Tech rivalry between the United States and China is adding to the problems of stock investors

The fierce rivalry between China and the United States for technological supremacy is adding new pain points for the world’s second-largest stock market, as the Biden administration ramps up efforts to reduce economic dependence on the Asian country.

From biotech to electric cars, stocks of major Chinese manufacturers have seen heavy selling lately as US initiatives to secure domestic supply chains and solidify their industrial edge have raised uncertainty for Chinese companies. China’s MSCI index is down more than 7% this month, versus a 2.5% drop in the global measure.

Investors are also concerned that rising tension over Beijing’s stance on Russia and Taiwan could accelerate economic decoupling. President Xi Jinping’s meeting with his Russian counterpart last week was closely watched by traders for any gesture that might provide a basis for US sanctions.

“China’s relationship with the United States will remain challenging in 2022 and beyond with geopolitical risks remaining high as both economies see each other as competitors,” said Zhikai Chen, head of emerging Asian and global equity markets at BNP Paribas Asset Management. Focus on defensive and policy recipient names and avoid those at higher geopolitical risk.”

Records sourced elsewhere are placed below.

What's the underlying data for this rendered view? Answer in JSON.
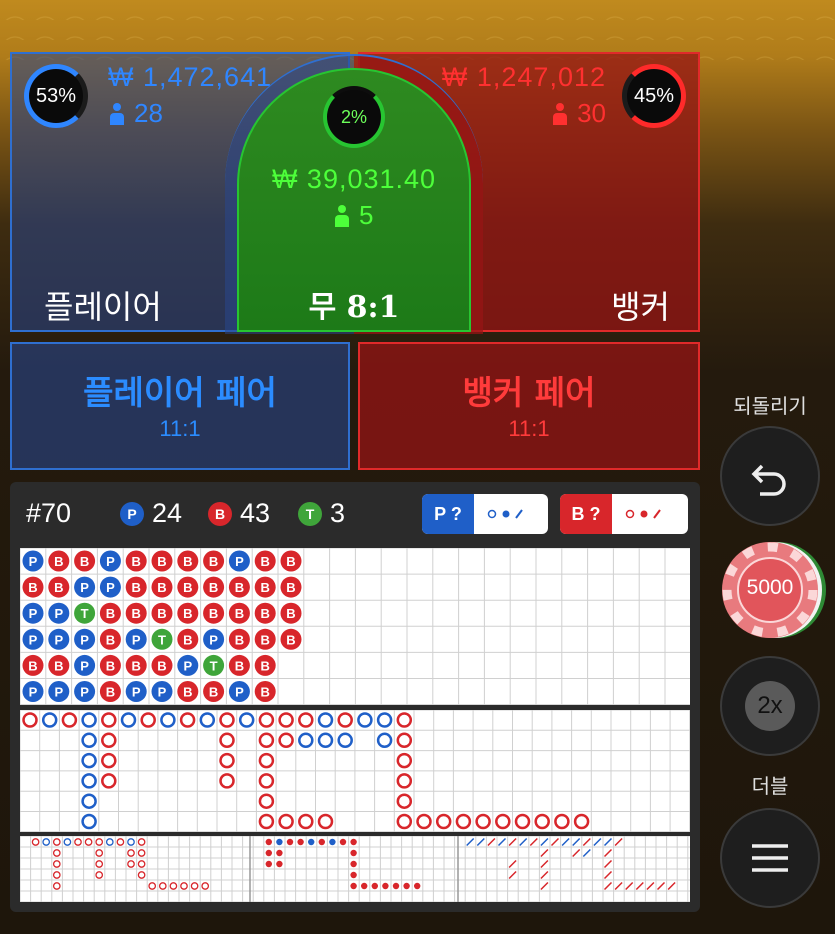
{
  "player": {
    "percent": "53%",
    "amount": "₩ 1,472,641",
    "count": "28",
    "label": "플레이어"
  },
  "tie": {
    "percent": "2%",
    "amount": "₩ 39,031.40",
    "count": "5",
    "label": "무 8:1"
  },
  "banker": {
    "percent": "45%",
    "amount": "₩ 1,247,012",
    "count": "30",
    "label": "뱅커"
  },
  "player_pair": {
    "label": "플레이어 페어",
    "odds": "11:1"
  },
  "banker_pair": {
    "label": "뱅커 페어",
    "odds": "11:1"
  },
  "controls": {
    "undo_label": "되돌리기",
    "chip_value": "5000",
    "double_value": "2x",
    "double_label": "더블"
  },
  "board": {
    "round": "#70",
    "player_count": "24",
    "banker_count": "43",
    "tie_count": "3",
    "player_badge": "P",
    "banker_badge": "B",
    "tie_badge": "T",
    "ask_player": "P ?",
    "ask_banker": "B ?"
  },
  "colors": {
    "player": "#1f5fc8",
    "banker": "#d8262b",
    "tie": "#3fa53a"
  },
  "bead_road": [
    [
      "P",
      "B",
      "B",
      "P",
      "B",
      "B",
      "B",
      "B",
      "P",
      "B",
      "B"
    ],
    [
      "B",
      "B",
      "P",
      "P",
      "B",
      "B",
      "B",
      "B",
      "B",
      "B",
      "B"
    ],
    [
      "P",
      "P",
      "T",
      "B",
      "B",
      "B",
      "B",
      "B",
      "B",
      "B",
      "B"
    ],
    [
      "P",
      "P",
      "P",
      "B",
      "P",
      "T",
      "B",
      "P",
      "B",
      "B",
      "B"
    ],
    [
      "B",
      "B",
      "P",
      "B",
      "B",
      "B",
      "P",
      "T",
      "B",
      "B",
      ""
    ],
    [
      "P",
      "P",
      "P",
      "B",
      "P",
      "P",
      "B",
      "B",
      "P",
      "B",
      ""
    ]
  ]
}
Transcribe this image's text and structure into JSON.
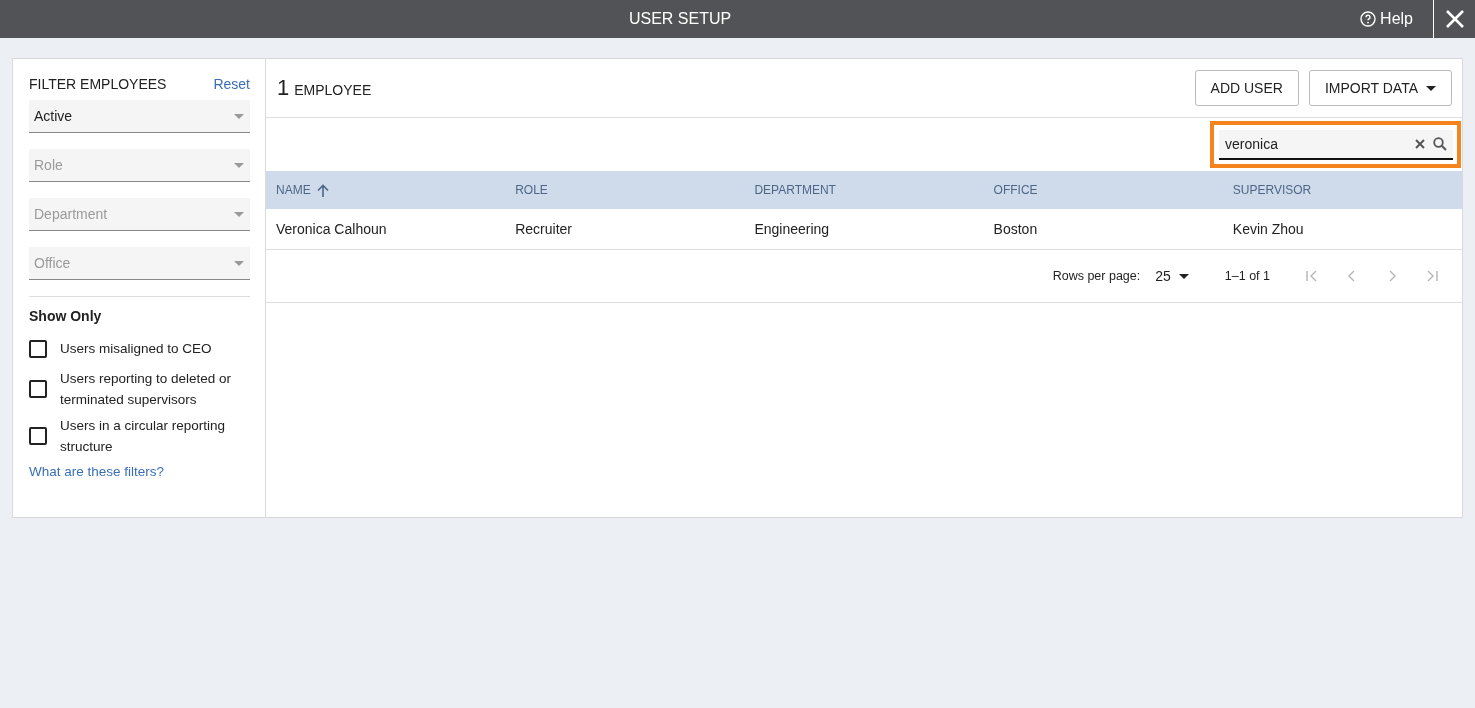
{
  "window": {
    "title": "USER SETUP",
    "help": "Help"
  },
  "filters": {
    "title": "FILTER EMPLOYEES",
    "reset": "Reset",
    "selects": [
      {
        "value": "Active"
      },
      {
        "placeholder": "Role"
      },
      {
        "placeholder": "Department"
      },
      {
        "placeholder": "Office"
      }
    ],
    "show_only": "Show Only",
    "checkboxes": [
      {
        "label": "Users misaligned to CEO",
        "checked": false
      },
      {
        "label": "Users reporting to deleted or terminated supervisors",
        "checked": false
      },
      {
        "label": "Users in a circular reporting structure",
        "checked": false
      }
    ],
    "help_link": "What are these filters?"
  },
  "main": {
    "count": "1",
    "count_label": "EMPLOYEE",
    "buttons": [
      {
        "label": "ADD USER",
        "kind": "plain"
      },
      {
        "label": "IMPORT DATA",
        "kind": "menu"
      }
    ],
    "search": {
      "value": "veronica",
      "highlighted": true
    },
    "table": {
      "columns": [
        {
          "label": "NAME",
          "sorted": true
        },
        {
          "label": "ROLE",
          "sorted": false
        },
        {
          "label": "DEPARTMENT",
          "sorted": false
        },
        {
          "label": "OFFICE",
          "sorted": false
        },
        {
          "label": "SUPERVISOR",
          "sorted": false
        }
      ],
      "rows": [
        [
          "Veronica Calhoun",
          "Recruiter",
          "Engineering",
          "Boston",
          "Kevin Zhou"
        ]
      ]
    },
    "pagination": {
      "rows_per_page_label": "Rows per page:",
      "rows_per_page": "25",
      "range": "1–1 of 1",
      "nav": [
        {
          "kind": "first",
          "disabled": true
        },
        {
          "kind": "prev",
          "disabled": true
        },
        {
          "kind": "next",
          "disabled": true
        },
        {
          "kind": "last",
          "disabled": true
        }
      ]
    }
  }
}
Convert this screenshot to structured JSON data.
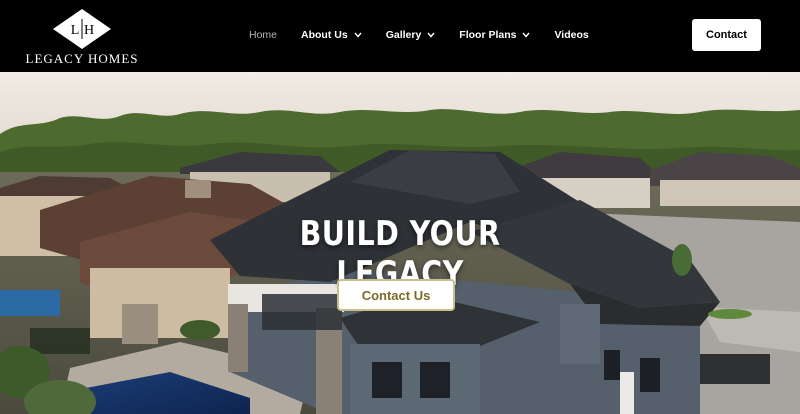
{
  "brand": {
    "monogram_left": "L",
    "monogram_right": "H",
    "name": "LEGACY HOMES"
  },
  "nav": {
    "items": [
      {
        "label": "Home",
        "active": true,
        "has_dropdown": false
      },
      {
        "label": "About Us",
        "active": false,
        "has_dropdown": true
      },
      {
        "label": "Gallery",
        "active": false,
        "has_dropdown": true
      },
      {
        "label": "Floor Plans",
        "active": false,
        "has_dropdown": true
      },
      {
        "label": "Videos",
        "active": false,
        "has_dropdown": false
      }
    ],
    "contact_label": "Contact"
  },
  "hero": {
    "headline": "BUILD YOUR LEGACY",
    "cta_label": "Contact Us"
  },
  "colors": {
    "header_bg": "#000000",
    "cta_text": "#7a6b28",
    "cta_border": "#c9bf8b"
  },
  "icons": {
    "dropdown": "chevron-down-icon",
    "logo": "diamond-logo-icon"
  }
}
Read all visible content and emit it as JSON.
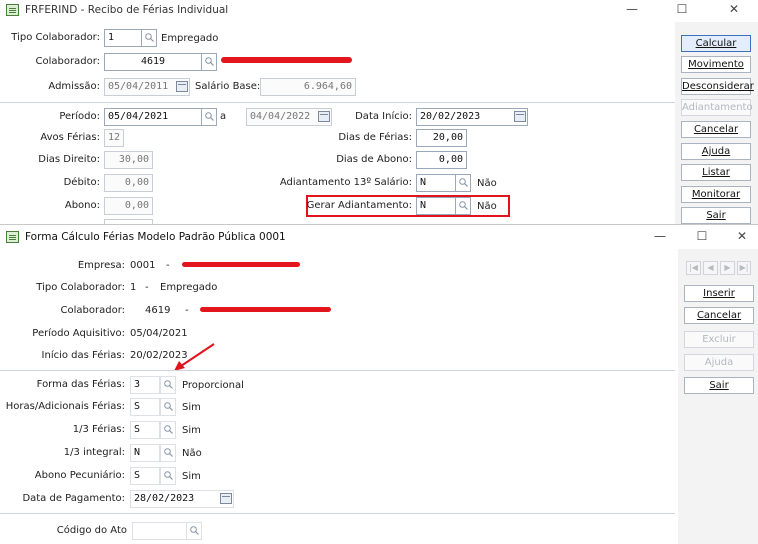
{
  "win1": {
    "title": "FRFERIND - Recibo de Férias Individual",
    "fields": {
      "tipo_colaborador_label": "Tipo Colaborador:",
      "tipo_colaborador_value": "1",
      "tipo_colaborador_desc": "Empregado",
      "colaborador_label": "Colaborador:",
      "colaborador_value": "4619",
      "admissao_label": "Admissão:",
      "admissao_value": "05/04/2011",
      "salario_base_label": "Salário Base:",
      "salario_base_value": "6.964,60",
      "periodo_label": "Período:",
      "periodo_inicio": "05/04/2021",
      "periodo_a": "a",
      "periodo_fim": "04/04/2022",
      "data_inicio_label": "Data Início:",
      "data_inicio_value": "20/02/2023",
      "avos_ferias_label": "Avos Férias:",
      "avos_ferias_value": "12",
      "dias_ferias_label": "Dias de Férias:",
      "dias_ferias_value": "20,00",
      "dias_direito_label": "Dias Direito:",
      "dias_direito_value": "30,00",
      "dias_abono_label": "Dias de Abono:",
      "dias_abono_value": "0,00",
      "debito_label": "Débito:",
      "debito_value": "0,00",
      "adiant13_label": "Adiantamento 13º Salário:",
      "adiant13_value": "N",
      "adiant13_desc": "Não",
      "abono_label": "Abono:",
      "abono_value": "0,00",
      "gerar_adiant_label": "Gerar Adiantamento:",
      "gerar_adiant_value": "N",
      "gerar_adiant_desc": "Não"
    },
    "buttons": {
      "calcular": "Calcular",
      "movimento": "Movimento",
      "desconsiderar": "Desconsiderar",
      "adiantamento": "Adiantamento",
      "cancelar": "Cancelar",
      "ajuda": "Ajuda",
      "listar": "Listar",
      "monitorar": "Monitorar",
      "sair": "Sair"
    }
  },
  "win2": {
    "title": "Forma Cálculo Férias Modelo Padrão Pública 0001",
    "info": {
      "empresa_label": "Empresa:",
      "empresa_value": "0001",
      "empresa_sep": "-",
      "tipo_colab_label": "Tipo Colaborador:",
      "tipo_colab_value": "1",
      "tipo_colab_sep": "-",
      "tipo_colab_desc": "Empregado",
      "colaborador_label": "Colaborador:",
      "colaborador_value": "4619",
      "colaborador_sep": "-",
      "periodo_aquisitivo_label": "Período Aquisitivo:",
      "periodo_aquisitivo_value": "05/04/2021",
      "inicio_ferias_label": "Início das Férias:",
      "inicio_ferias_value": "20/02/2023"
    },
    "form": {
      "forma_ferias_label": "Forma das Férias:",
      "forma_ferias_value": "3",
      "forma_ferias_desc": "Proporcional",
      "horas_label": "Horas/Adicionais Férias:",
      "horas_value": "S",
      "horas_desc": "Sim",
      "um_terco_label": "1/3 Férias:",
      "um_terco_value": "S",
      "um_terco_desc": "Sim",
      "um_terco_integral_label": "1/3 integral:",
      "um_terco_integral_value": "N",
      "um_terco_integral_desc": "Não",
      "abono_pec_label": "Abono Pecuniário:",
      "abono_pec_value": "S",
      "abono_pec_desc": "Sim",
      "data_pagamento_label": "Data de Pagamento:",
      "data_pagamento_value": "28/02/2023",
      "codigo_ato_label": "Código do Ato",
      "codigo_ato_value": ""
    },
    "buttons": {
      "inserir": "Inserir",
      "cancelar": "Cancelar",
      "excluir": "Excluir",
      "ajuda": "Ajuda",
      "sair": "Sair"
    }
  },
  "colors": {
    "redaction": "#e3151d",
    "highlight": "#e0141c",
    "primary_border": "#3f6fbf"
  }
}
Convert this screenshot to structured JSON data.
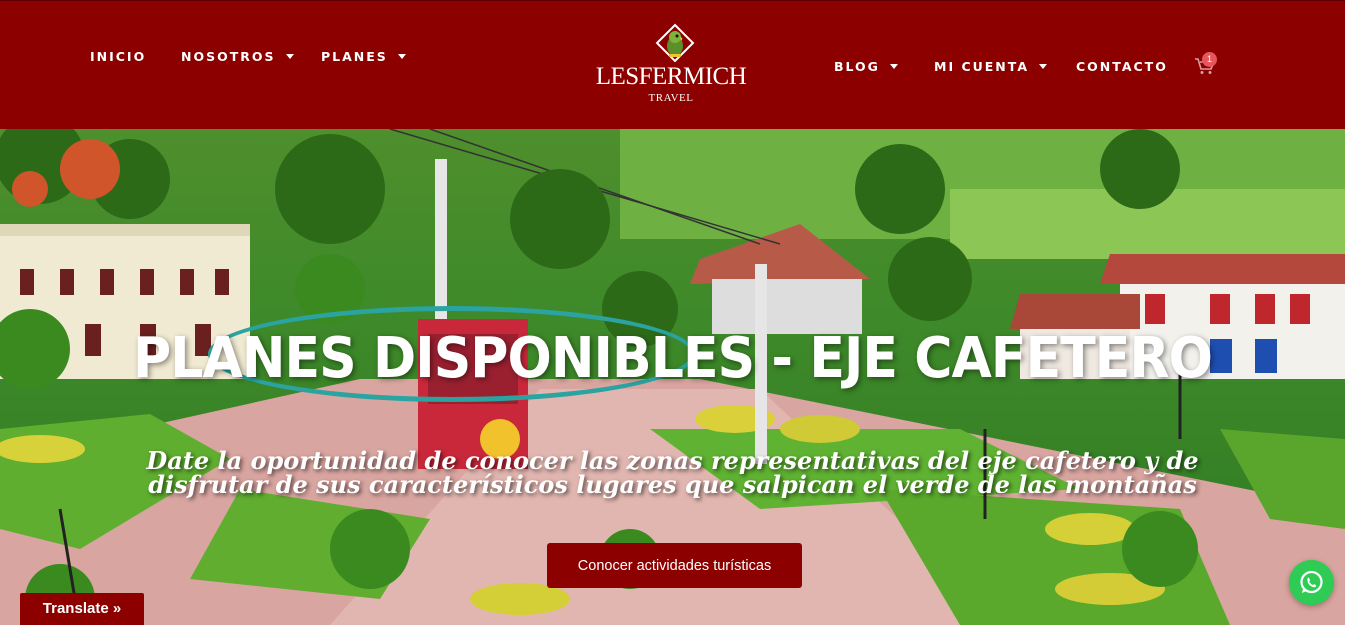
{
  "nav_left": [
    {
      "label": "INICIO",
      "dropdown": false
    },
    {
      "label": "NOSOTROS",
      "dropdown": true
    },
    {
      "label": "PLANES",
      "dropdown": true
    }
  ],
  "nav_right": [
    {
      "label": "BLOG",
      "dropdown": true
    },
    {
      "label": "MI CUENTA",
      "dropdown": true
    },
    {
      "label": "CONTACTO",
      "dropdown": false
    }
  ],
  "logo": {
    "title": "LESFERMICH",
    "subtitle": "TRAVEL"
  },
  "cart": {
    "icon": "cart-icon",
    "count": "1"
  },
  "hero": {
    "title": "PLANES DISPONIBLES - EJE CAFETERO",
    "subtitle": "Date la oportunidad de conocer las zonas representativas del eje cafetero y de disfrutar de sus característicos lugares que salpican el verde de las montañas",
    "cta_label": "Conocer actividades turísticas"
  },
  "translate": {
    "label": "Translate »"
  },
  "whatsapp": {
    "icon": "whatsapp-icon"
  },
  "colors": {
    "brand": "#8c0000",
    "accent": "#2aa3a1",
    "badge": "#e8565d",
    "whatsapp": "#2ecc55"
  }
}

Recent developments have dampened sentiment in a market reeling from strict Covid restrictions, a weak economy and a slump in the property market. Chinese equity metrics are among the major benchmarks that have performed the worst this year.

Additional bright spots may emerge as Presidents Joe Biden and Xi face major policy tests in the coming months – the US midterm elections and the Communist Party convention. Nicholas Yu, head of China equities at abrdn plc, said market volatility could increase with the risk of “noise around China” in the US campaign.

Just last week, leading biotech company Wuxi Biologics Cayman fell nearly 20% in a single day after Biden’s executive order to boost domestic biomanufacturing. Electric car makers also backed down after China’s ambassador to the United States warned of the danger of trying to cut the country off from auto supply chains.

Investors will have to prepare for more volatility. Biden appears set to sign an executive order in the following days that ramps up national security reviews on foreign investments, while applying new standards to sectors including semiconductors, artificial intelligence, biotechnology and clean energy technologies.

Tech Battlefield

On the other hand, some see investment opportunities with increasing strength of China’s self-sufficiency.

“Any domestic semiconductor company will be supported by the Chinese government,” said Alicia Garcia-Herrero, chief Asia Pacific economist at Natixis Corporate & Investment Banking, adding that questions remained about how well these companies would succeed under pressure from the United States.

The second-quarter profit of the semiconductor manufacturer, the largest chip maker in China, exceeded estimates and estimates Hong KongListed stocks rose 3.2% in September, versus a 6% drop in the Hang Seng Index.

earlier this month, something Renewed calls for intensified technological development. This came after prioritizing the role of state institutions in recent years over private giants such as Alibaba Group Holding Ltd. or Tencent Holdings Ltd. in stimulating technological progress.

But the unpredictable nature of geopolitical tensions means that China stock It is a market that some investors avoid.

“I see decoupling on the rise, and my allocation to stocks in China is still zero,” said Brock Silvers, chief investment officer at private equity firm Kaiyuan Capital. Weakness in the Chinese economy has “significantly reduced its attractiveness in relation to the risks associated with it”. he added.

This story was published from the news agency feed without modifications to the text.